One of the “laws” left-coast lefty-legislators imposed requires business owners to turn over space on their property to unions for several hours a day, so many days a year. A right to organize and coordinate (potentially against the interests of the employer) in their own “house.”
The US Supreme Court, in a 6-3 decision, has just declared that a 5th amendment taking.
Today’s Supreme Court decision in Cedar Point Nursery v. Hassid is an important victory for private property owners. It establishes that even a temporary physical invasion or occupation of property authorized by the government qualifies as a taking requiring payment of “just compensation” under the Takings Clause of the Fifth Amendment.
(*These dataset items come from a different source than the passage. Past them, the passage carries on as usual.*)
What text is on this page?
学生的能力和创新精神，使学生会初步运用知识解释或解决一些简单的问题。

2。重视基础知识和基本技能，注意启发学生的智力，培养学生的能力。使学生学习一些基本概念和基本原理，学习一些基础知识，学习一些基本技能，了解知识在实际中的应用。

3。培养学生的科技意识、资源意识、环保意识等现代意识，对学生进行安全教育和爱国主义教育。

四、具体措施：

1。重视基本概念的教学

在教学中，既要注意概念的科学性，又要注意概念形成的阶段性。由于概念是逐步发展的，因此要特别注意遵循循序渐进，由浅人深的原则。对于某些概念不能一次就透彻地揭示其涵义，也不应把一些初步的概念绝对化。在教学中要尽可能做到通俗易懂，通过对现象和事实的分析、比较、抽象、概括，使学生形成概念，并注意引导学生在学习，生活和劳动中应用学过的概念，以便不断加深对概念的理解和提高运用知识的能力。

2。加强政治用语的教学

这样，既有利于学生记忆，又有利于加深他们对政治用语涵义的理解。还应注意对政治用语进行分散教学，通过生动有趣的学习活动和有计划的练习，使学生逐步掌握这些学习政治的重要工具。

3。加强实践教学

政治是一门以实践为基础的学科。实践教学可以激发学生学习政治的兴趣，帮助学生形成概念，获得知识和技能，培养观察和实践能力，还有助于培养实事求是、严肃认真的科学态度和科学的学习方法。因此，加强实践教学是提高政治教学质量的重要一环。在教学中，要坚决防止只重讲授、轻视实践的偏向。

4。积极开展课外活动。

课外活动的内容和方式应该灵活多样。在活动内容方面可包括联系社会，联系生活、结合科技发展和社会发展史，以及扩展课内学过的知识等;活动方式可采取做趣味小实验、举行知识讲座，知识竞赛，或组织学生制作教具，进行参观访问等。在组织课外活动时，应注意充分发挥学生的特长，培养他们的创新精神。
Cedar Point involves a challenge to a California law requiring agricultural growers to give union organizers access to their property for three hours per day, 120 days per year.
Unions of all sorts have long negotiated for this sort of leverage. A means to organize union members on “company property” because that’s where you’ll find all the workers.
“[t]he right to exclude is ‘universally held to be a fundamental element of the property right'”
Unions can still work out those deals with management, but after Cedar Point Nursery v. Hassid, a state cannot demand it without compensating them financially for the taking.
Wednesday’s Supreme Court decision in Cedar Point Nursery v. Hassid is a major victory for constitutional property rights. It ensures that, at least in most cases, the government cannot invade owners’ land — or authorize others to do so — without paying “just compensation,” as required by the takings clause of the Fifth Amendment.
This is not to say California will not raise more taxes or find some other way to help their union friends. Make taxpayers pay for the time or stonewall with some half-assed play at compliance. I’d expect they will, but it is still a win for property rights.
But not as big a win as it could.
The ruling does not limit “most health and safety inspections, and enforcement of regulations that bar owners from violating common law rights of others.”
I suppose that’s a fair exception in most cases but not so much after a year of COVID tyranny. Invasions of property established under an emergency order to prevent you from “infecting others” appear unaffected by this ruling.